WITH a furlong to run, it looked likely that Sir Michael Stoute was set to win the Brigadier Gerard Stakes at Sandown for a 12th time as last year’s Derby winner Desert Crown breezed to the front.
However, his supporters hadn’t catered for the late thrust of former Group 1 winner Hukum who was returning from an almost identical layoff (356 days) to collar Richard Kingscote’s mount in the shadows of the post.
While it must have been frustrating for the 10-times champion trainer to see his stable star lose his unbeaten record and continue his recent luckless run, all is not lost and he remains a leading contender for the top 10 and 12 furlongs prizes this summer and beyond.
Sections
Returning from such a long absence, racing on the outside with no cover, and asked to quicken three times, it is worth noting Desert Crown’s sectionals during the seventh, eighth and ninth furlongs – 12.15, 11.40 and 11.80secs – compared to winner’s – 12.56, 11.71 and 11.84secs.
Had the runner-up got more cover, and been delivered later, there is a strong possibility the result would have been different.
Either the Prince of Wales’s Stakes at Royal Ascot or the Eclipse at Sandown could provide the four-year-old with the opportunity to redress the balance.
JANE Chapple-Hyam trained her first Royal Ascot winner in 2009. Thirteen years later, Saffron Beach and Claymore won in the space of 24 hours at the Royal fixture last summer.

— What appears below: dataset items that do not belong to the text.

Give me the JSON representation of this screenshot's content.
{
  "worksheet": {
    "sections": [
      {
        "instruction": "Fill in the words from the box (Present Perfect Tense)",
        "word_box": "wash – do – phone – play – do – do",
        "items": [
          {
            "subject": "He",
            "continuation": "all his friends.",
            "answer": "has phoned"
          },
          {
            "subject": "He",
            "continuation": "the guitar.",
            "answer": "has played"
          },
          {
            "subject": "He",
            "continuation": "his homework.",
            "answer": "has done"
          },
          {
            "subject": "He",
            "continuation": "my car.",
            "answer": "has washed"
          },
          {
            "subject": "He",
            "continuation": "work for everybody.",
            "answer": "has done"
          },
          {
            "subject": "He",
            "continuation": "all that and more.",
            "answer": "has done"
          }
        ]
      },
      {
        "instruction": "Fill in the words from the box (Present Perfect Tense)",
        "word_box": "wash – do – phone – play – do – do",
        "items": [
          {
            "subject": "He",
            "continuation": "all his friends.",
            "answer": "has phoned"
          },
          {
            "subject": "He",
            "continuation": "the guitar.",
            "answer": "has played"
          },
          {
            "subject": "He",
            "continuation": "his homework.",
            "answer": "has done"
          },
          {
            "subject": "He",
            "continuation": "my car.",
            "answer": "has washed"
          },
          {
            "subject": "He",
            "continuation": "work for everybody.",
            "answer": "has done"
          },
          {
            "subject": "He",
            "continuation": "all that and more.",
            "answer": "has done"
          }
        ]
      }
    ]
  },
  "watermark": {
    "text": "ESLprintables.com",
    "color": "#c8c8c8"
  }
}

The Newmarket-based Aussie is dreaming of more success at flat racing’s premier meeting later this month having unleashed the appropriately named Born To Rock at Yarmouth in late May.

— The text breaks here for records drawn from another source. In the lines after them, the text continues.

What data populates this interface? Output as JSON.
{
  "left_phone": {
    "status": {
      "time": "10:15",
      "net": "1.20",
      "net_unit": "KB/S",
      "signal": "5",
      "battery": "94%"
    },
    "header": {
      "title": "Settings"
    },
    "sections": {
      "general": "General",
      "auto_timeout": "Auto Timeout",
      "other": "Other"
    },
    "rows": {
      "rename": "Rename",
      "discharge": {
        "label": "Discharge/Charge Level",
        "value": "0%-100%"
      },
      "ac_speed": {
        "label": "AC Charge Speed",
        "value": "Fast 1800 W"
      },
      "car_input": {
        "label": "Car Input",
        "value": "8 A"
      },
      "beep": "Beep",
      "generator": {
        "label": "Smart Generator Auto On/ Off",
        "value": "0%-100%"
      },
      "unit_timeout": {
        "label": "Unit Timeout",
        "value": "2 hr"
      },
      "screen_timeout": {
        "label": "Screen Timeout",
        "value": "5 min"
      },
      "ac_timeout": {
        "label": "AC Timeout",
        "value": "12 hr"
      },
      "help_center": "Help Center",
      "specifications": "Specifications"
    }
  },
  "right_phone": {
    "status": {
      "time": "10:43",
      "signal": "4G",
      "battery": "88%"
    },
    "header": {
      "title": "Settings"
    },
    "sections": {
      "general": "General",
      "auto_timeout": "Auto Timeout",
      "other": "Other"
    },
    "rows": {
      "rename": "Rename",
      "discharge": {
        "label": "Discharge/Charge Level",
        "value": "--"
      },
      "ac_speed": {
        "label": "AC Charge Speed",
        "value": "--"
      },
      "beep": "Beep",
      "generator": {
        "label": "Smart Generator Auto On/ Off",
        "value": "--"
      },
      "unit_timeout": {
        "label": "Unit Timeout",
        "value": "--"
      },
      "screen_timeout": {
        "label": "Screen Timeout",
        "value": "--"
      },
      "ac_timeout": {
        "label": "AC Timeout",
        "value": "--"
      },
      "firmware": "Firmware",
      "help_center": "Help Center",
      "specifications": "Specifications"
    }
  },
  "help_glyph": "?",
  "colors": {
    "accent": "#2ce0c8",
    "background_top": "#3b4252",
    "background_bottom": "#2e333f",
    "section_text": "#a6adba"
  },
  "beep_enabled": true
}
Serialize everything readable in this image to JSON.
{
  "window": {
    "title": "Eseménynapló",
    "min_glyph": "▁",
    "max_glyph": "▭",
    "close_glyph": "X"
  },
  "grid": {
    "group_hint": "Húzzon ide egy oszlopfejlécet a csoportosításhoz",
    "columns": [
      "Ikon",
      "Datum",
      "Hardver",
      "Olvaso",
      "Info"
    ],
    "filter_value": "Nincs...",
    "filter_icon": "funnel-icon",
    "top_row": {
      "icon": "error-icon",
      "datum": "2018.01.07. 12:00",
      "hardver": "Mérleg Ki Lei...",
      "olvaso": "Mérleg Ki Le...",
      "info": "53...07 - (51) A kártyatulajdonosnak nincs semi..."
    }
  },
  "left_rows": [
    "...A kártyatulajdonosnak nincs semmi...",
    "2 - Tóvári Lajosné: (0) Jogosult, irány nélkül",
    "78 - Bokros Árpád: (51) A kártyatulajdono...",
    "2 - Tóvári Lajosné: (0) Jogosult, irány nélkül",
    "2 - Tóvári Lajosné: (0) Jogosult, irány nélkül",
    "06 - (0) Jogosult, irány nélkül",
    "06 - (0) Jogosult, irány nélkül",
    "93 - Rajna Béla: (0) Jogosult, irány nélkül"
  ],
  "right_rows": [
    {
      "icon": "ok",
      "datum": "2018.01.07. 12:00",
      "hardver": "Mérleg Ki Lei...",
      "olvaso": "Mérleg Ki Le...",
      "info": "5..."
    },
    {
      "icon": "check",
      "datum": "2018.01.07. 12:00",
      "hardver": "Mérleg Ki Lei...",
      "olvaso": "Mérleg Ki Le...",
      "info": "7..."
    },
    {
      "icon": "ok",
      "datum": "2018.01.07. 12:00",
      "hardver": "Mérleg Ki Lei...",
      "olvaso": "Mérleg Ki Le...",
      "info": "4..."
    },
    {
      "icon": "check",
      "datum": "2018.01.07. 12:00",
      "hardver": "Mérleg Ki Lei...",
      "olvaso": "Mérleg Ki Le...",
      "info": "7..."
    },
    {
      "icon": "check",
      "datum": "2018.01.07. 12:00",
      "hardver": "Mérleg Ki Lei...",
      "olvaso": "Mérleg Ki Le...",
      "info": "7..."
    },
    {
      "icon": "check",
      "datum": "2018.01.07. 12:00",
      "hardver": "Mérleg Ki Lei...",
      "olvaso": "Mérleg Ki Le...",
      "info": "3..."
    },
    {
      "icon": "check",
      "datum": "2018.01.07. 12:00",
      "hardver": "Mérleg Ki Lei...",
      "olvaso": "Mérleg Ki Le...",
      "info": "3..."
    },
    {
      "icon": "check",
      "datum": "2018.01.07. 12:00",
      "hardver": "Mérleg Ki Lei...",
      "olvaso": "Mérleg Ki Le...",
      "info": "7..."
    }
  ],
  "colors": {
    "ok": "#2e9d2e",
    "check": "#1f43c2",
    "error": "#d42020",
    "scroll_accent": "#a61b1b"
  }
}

First season stallion Soldier’s Call, a Royal Ascot winner himself, has made a spectacular start to his new career and he is responsible for the filly who was acquired for 110,000gns at the breeze-ups less than three weeks before she made her racecourse debut.
Reported to have worked well with stable companion El Bodon who finished runner-up half an hour earlier on the same card, Born To Rock justified sustained market support with a blistering display of raw speed.
Impressive
Professional throughout and always to the fore, the most impressive aspect of the performance was the manner in which she put the race to bed between the two and one furlong markers in 10.72 seconds.
Despite the final furlong taking her 11.58 seconds, she still scored by four and a quarter lengths. It is not uncommon for Royal Ascot juvenile winners to begin their careers at Yarmouth with Ardad (2016) and The Lir Jet (2020) scoring on their debuts before following up at the Berkshire venue.
Currently vying for favouritism, she looks set to play a major part in the Queen Mary Stakes on the second day of the meeting. After all, it has become the norm for Australians to have winners at Royal Ascot.